Boerhavia diffusa have shown excellent effect in inhibiting hypersensitive and systemic hosts against potato virus X [58]. Boerhavia Diffusa root extracts were found to have a broad spectrum and strong antiviral activity [59]. The aqueous extract of air-dried roots of Boerhavia Diffusa shows broad-spectrum antiviral activity against four viruses- Tobacco Mosaic Virus (TMV), Sunnhemp Rosette Virus (SRV), Gomphrena Mosaic Virus (GMV), and Tobacco RingSpot Virus (TRSV) [60]. In another experiment, glycoprotein from Boerhavia diffusa roots acts precisely on virus (es), when it was combined with virus inoculum and incubated in vitro [61, 62].

Biorobin (16), 2–3-4 beta-Ecdysone (17), boeravinone J (18), kaempferol (19), boerhavisterol (20), quercetin (21), liriodendrin (22), and trans-caftaric acid (23) present in the plant showed effective docking and subsequent inhibition of SARS-CoV-2 protease in a computer aided docking study [63].

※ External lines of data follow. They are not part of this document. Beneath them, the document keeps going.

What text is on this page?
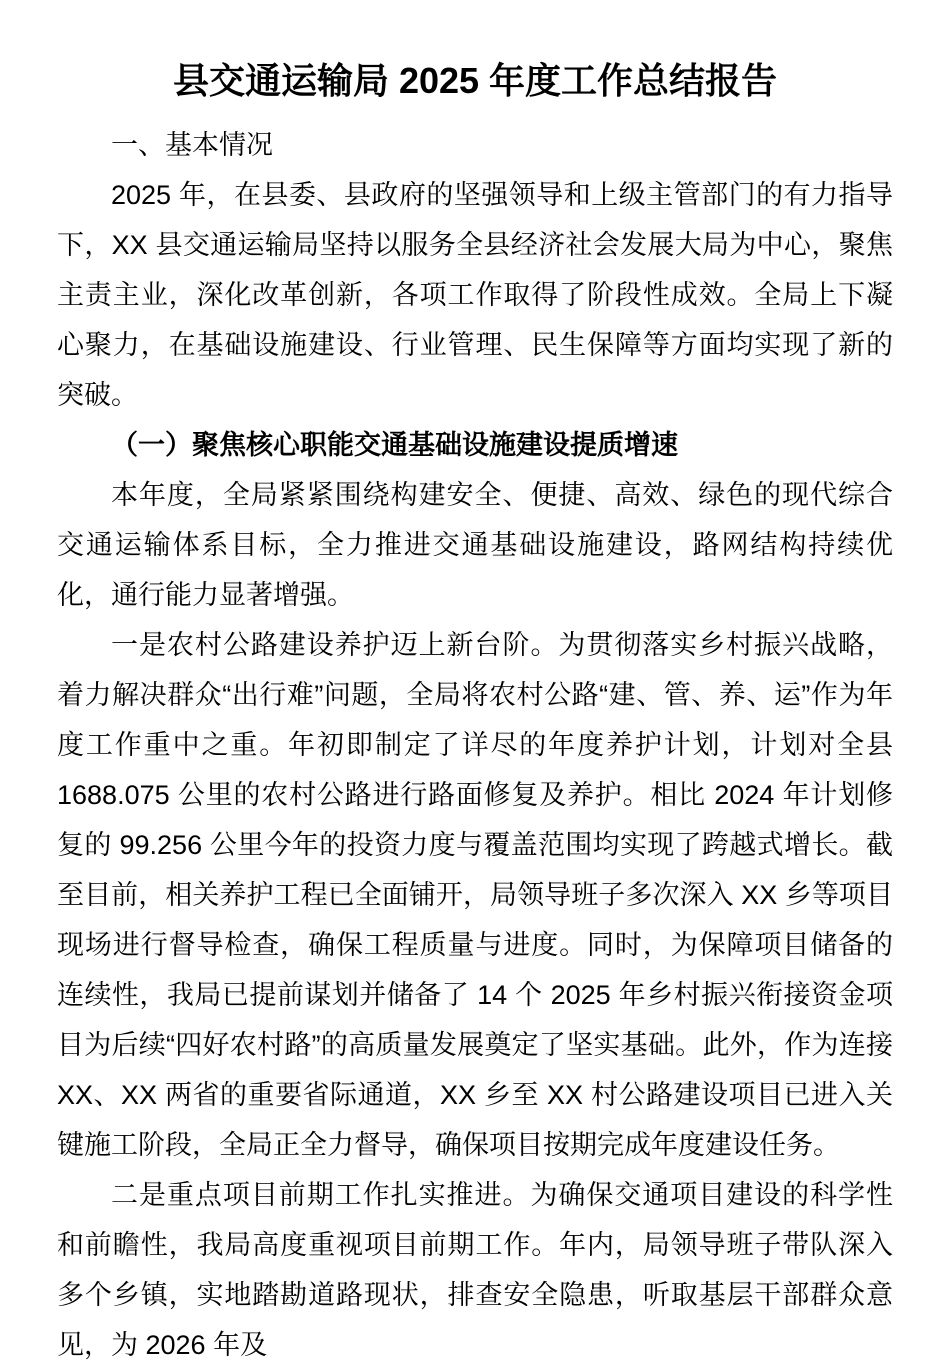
县交通运输局 2025 年度工作总结报告
一、基本情况

2025 年，在县委、县政府的坚强领导和上级主管部门的有力指导下，XX 县交通运输局坚持以服务全县经济社会发展大局为中心，聚焦主责主业，深化改革创新，各项工作取得了阶段性成效。全局上下凝心聚力，在基础设施建设、行业管理、民生保障等方面均实现了新的突破。

（一）聚焦核心职能交通基础设施建设提质增速

本年度，全局紧紧围绕构建安全、便捷、高效、绿色的现代综合交通运输体系目标，全力推进交通基础设施建设，路网结构持续优化，通行能力显著增强。

一是农村公路建设养护迈上新台阶。为贯彻落实乡村振兴战略，着力解决群众“出行难”问题，全局将农村公路“建、管、养、运”作为年度工作重中之重。年初即制定了详尽的年度养护计划，计划对全县 1688.075 公里的农村公路进行路面修复及养护。相比 2024 年计划修复的 99.256 公里今年的投资力度与覆盖范围均实现了跨越式增长。截至目前，相关养护工程已全面铺开，局领导班子多次深入 XX 乡等项目现场进行督导检查，确保工程质量与进度。同时，为保障项目储备的连续性，我局已提前谋划并储备了 14 个 2025 年乡村振兴衔接资金项目为后续“四好农村路”的高质量发展奠定了坚实基础。此外，作为连接 XX、XX 两省的重要省际通道，XX 乡至 XX 村公路建设项目已进入关键施工阶段，全局正全力督导，确保项目按期完成年度建设任务。

二是重点项目前期工作扎实推进。为确保交通项目建设的科学性和前瞻性，我局高度重视项目前期工作。年内，局领导班子带队深入多个乡镇，实地踏勘道路现状，排查安全隐患，听取基层干部群众意见，为 2026 年及
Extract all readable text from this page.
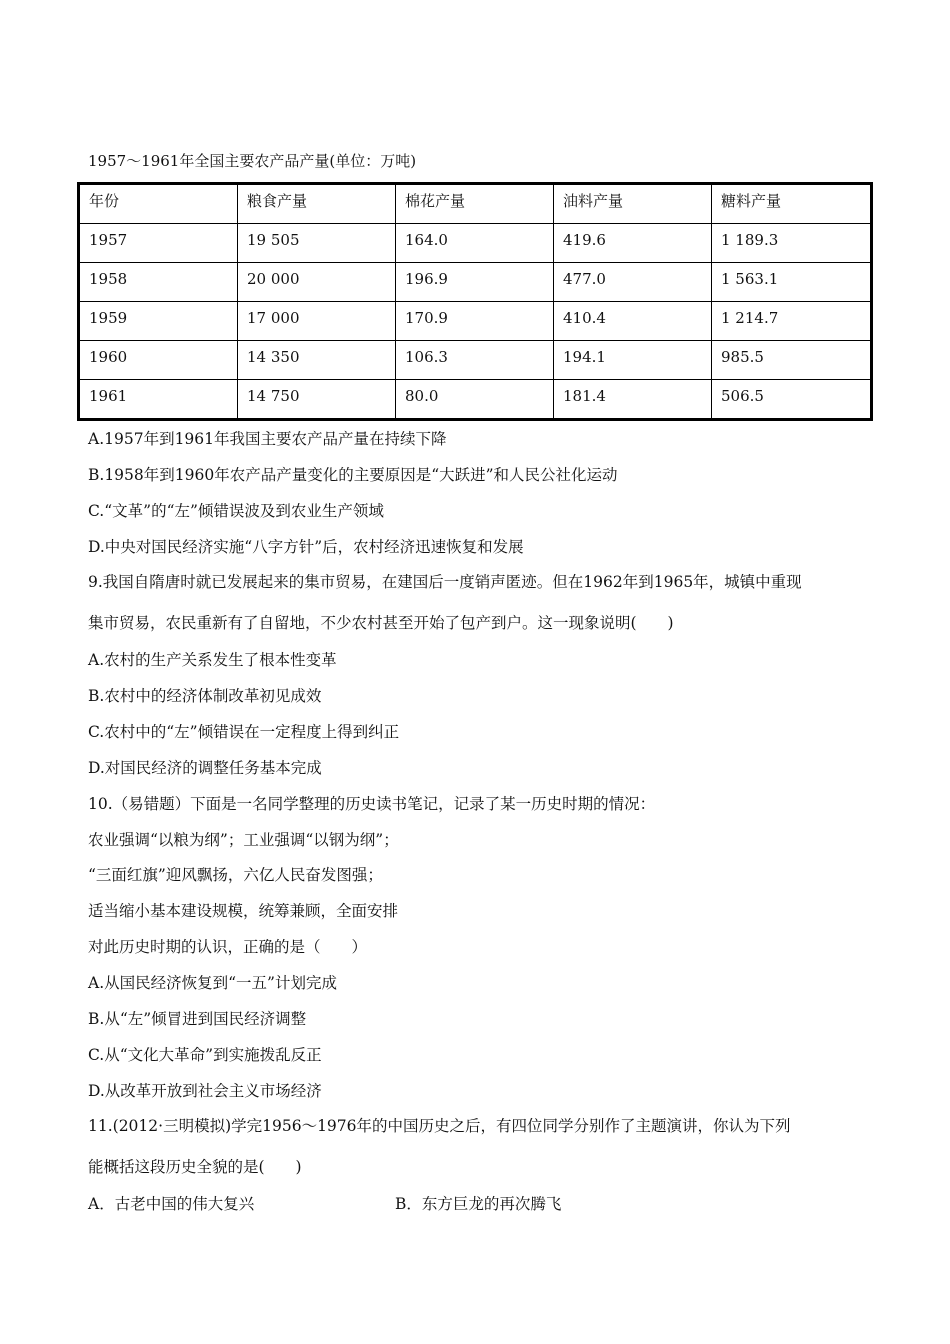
1957～1961年全国主要农产品产量(单位：万吨)
年份	粮食产量	棉花产量	油料产量	糖料产量
1957	19 505	164.0	419.6	1 189.3
1958	20 000	196.9	477.0	1 563.1
1959	17 000	170.9	410.4	1 214.7
1960	14 350	106.3	194.1	985.5
1961	14 750	80.0	181.4	506.5
A.1957年到1961年我国主要农产品产量在持续下降
B.1958年到1960年农产品产量变化的主要原因是“大跃进”和人民公社化运动
C.“文革”的“左”倾错误波及到农业生产领域
D.中央对国民经济实施“八字方针”后，农村经济迅速恢复和发展
9.我国自隋唐时就已发展起来的集市贸易，在建国后一度销声匿迹。但在1962年到1965年，城镇中重现
集市贸易，农民重新有了自留地，不少农村甚至开始了包产到户。这一现象说明(　　)
A.农村的生产关系发生了根本性变革
B.农村中的经济体制改革初见成效
C.农村中的“左”倾错误在一定程度上得到纠正
D.对国民经济的调整任务基本完成
10.（易错题）下面是一名同学整理的历史读书笔记，记录了某一历史时期的情况：
农业强调“以粮为纲”；工业强调“以钢为纲”；
“三面红旗”迎风飘扬，六亿人民奋发图强；
适当缩小基本建设规模，统筹兼顾，全面安排
对此历史时期的认识，正确的是（　　）
A.从国民经济恢复到“一五”计划完成
B.从“左”倾冒进到国民经济调整
C.从“文化大革命”到实施拨乱反正
D.从改革开放到社会主义市场经济
11.(2012·三明模拟)学完1956～1976年的中国历史之后，有四位同学分别作了主题演讲，你认为下列
能概括这段历史全貌的是(　　)
A．古老中国的伟大复兴	B．东方巨龙的再次腾飞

Bombax ceiba L. (Bombacaceae)

The plant is commonly known as Simul and is a huge deciduous tree with big trunk and spreading crown. Being native to India, it is widely distributed in Pakistan, Vietnam, and China [64, 65].

Phytochemistry

All portions of the plant possess β-sitosterol and its glucosides. Lupeol, hentriacontanol, hydroxycadalene, hentriacontane have been found in flowers, bark, seed, and rootbark. The seed oil produces myristic, arachidic, linoleic, oleic, and palmitic acids. Seeds possess carotenes, ethylgallate, n-hexacosanol, and tocopherols; the gum has gallic and tannic acids, yielding D-galactose, D-galacturonic acid, L-arbinose, and D-galactopyranose. Fresher roots contain more sugars (galactose and arabinose) and peptic bodies than the mature ones. Alkaloids, flavonoids, glycosides, proteins, amino acids, and coumarins have been isolated from alcoholic and water extracts of flowers of B.ceiba [66] and have been reported to contain the β-D glucoside of β-sitosterol, hentriacontane, free β-sitosterol, hentriacontanol, kaempferol, bits of an essential oil, and quercetin. Shamimin, a newly found flavanol, has been isolated from the ethanolic extract of the plant. 2-hexyl-7, 8-dimethyl-1, 4-naphthaquinone, named ceibanaphthaquinone and lup-20 (29) en-3b-ol, named BC-1 have also been identified from the stem bark [67] Eleven compounds were isolated and identified as squalene, taraxerone, taraxeryl acetate, beta-sitosterol palmitate, 4-methyl stigmast-7-en-3-ol, taraxerol, 6-O-palmitoylsitosteryl-D-glucoside, 1H-indole-3-carboxylic acid, 12beta-hydroxyl-pregnane-4, 16-diene-3, 20-dione, loliolide and 5-(hydroxymethyl) furfural from the plant [68].

Antiviral activity

Aqueous-methanolic extract of the plant showed anti-HSV activity in a study [69]. A new lignan bombasinol A along with 4-(4-(3,5-dimethoxyphenyl) hexahydrofuro [3,4- c] furan-1-yl)-2-methoxy-phenol, (+)-pinoresinol (24), 5,6-dihydroxymatairesinol, and matairesinol (25) showed anti-Hepatitis B virus by giving showed repressive activity against HepG2 cell lines [70].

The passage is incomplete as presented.